Budget offers a fairer go for smaller firms

| May 10, 2018

Kate Carnell, Australia’s Small Business Ombudsman, has welcomed the steps outlined in the new Federal budget to achieve a level playing field for small firms.

Initiatives targeting tax avoidance and illegal phoenixing will empower small businesses who are doing the right thing to compete.

Small businesses employ 4.7 million Australians and the Government’s focus on apprenticeships, traineeships and the mature aged workforce will provide a wider pool of resources, while the extention of the $20,000 instant asset write-off for another 12 months until 30 June 2019 is welcome.

The immediate tax relief for low and middle income earners will also be a significant benefit to, the nearly 40%, small businesses that are unincorporated.

However the Ombudsman argues there are missed opportunities among the good news. There was little mention of how to handle the rising cost of energy for small business, for example.

Furthermore, the Research and Development Tax Incentive has been aligned to company tax rates, meaning small firms will see a reduction in the offset available and so will be discouraged from undertaking R&D.

The streamlining of transactions with government should offer a boost for SMEs. The Government will provide $92.4 million for the Digital Transformation Agency to create the GovPass Program, for example, which should give firms easier access to digital services, such as creating a digital identity and complete a Tax File Number application online.

The Government has also allocated $700,000 to investigate where blockchain technology could assist the GovPass Program.

In terms of training, the levies from the Skilling Australians Fund will be prioritised for apprenticeships and traineeships.

The Government will also provide $189.7 million over five years to support mature age workers that are registered with a JobActive provider and $19.3 million over three years to help workers aged 45–70 to transition into new roles.

Measures to tackle the black market economy will also benefit firms which play by the rules.
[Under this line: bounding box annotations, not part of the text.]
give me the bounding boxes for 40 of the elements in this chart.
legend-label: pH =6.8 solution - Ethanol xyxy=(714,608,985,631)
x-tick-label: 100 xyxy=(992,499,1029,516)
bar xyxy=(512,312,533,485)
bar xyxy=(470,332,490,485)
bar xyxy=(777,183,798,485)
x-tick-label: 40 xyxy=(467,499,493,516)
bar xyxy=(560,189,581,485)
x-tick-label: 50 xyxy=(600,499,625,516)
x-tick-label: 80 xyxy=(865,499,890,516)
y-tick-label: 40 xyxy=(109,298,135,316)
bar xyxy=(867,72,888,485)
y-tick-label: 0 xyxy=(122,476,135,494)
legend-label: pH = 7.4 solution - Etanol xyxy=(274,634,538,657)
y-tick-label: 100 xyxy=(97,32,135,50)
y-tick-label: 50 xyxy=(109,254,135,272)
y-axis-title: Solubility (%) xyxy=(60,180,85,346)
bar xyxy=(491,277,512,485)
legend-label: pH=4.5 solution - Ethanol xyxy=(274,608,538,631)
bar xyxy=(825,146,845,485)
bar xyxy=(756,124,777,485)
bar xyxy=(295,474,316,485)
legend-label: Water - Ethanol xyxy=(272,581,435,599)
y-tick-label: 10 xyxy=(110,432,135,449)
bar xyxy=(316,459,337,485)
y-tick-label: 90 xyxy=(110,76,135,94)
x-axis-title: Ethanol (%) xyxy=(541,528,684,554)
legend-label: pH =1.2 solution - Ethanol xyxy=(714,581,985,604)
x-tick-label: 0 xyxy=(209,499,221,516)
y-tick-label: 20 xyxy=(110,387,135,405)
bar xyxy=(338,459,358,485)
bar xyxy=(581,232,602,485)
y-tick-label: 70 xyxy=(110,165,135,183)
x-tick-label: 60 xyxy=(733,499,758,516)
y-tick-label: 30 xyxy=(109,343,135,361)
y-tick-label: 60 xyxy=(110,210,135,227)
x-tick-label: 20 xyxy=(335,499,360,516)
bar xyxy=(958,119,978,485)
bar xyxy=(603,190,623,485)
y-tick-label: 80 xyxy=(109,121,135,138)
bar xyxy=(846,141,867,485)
The use of cash payments over $10,000 will be banned, for example, and all commercial transactions over that amount will have to be carried out by eftpos or cheque.

Businesses bidding for Government contracts of over $4 million will need a statement of a satisfactory tax record from the ATO and directors will not be able to resign if it leaves the company with no directors. Additionally, the Director Penalty Regime will be extended to include GST and other taxes.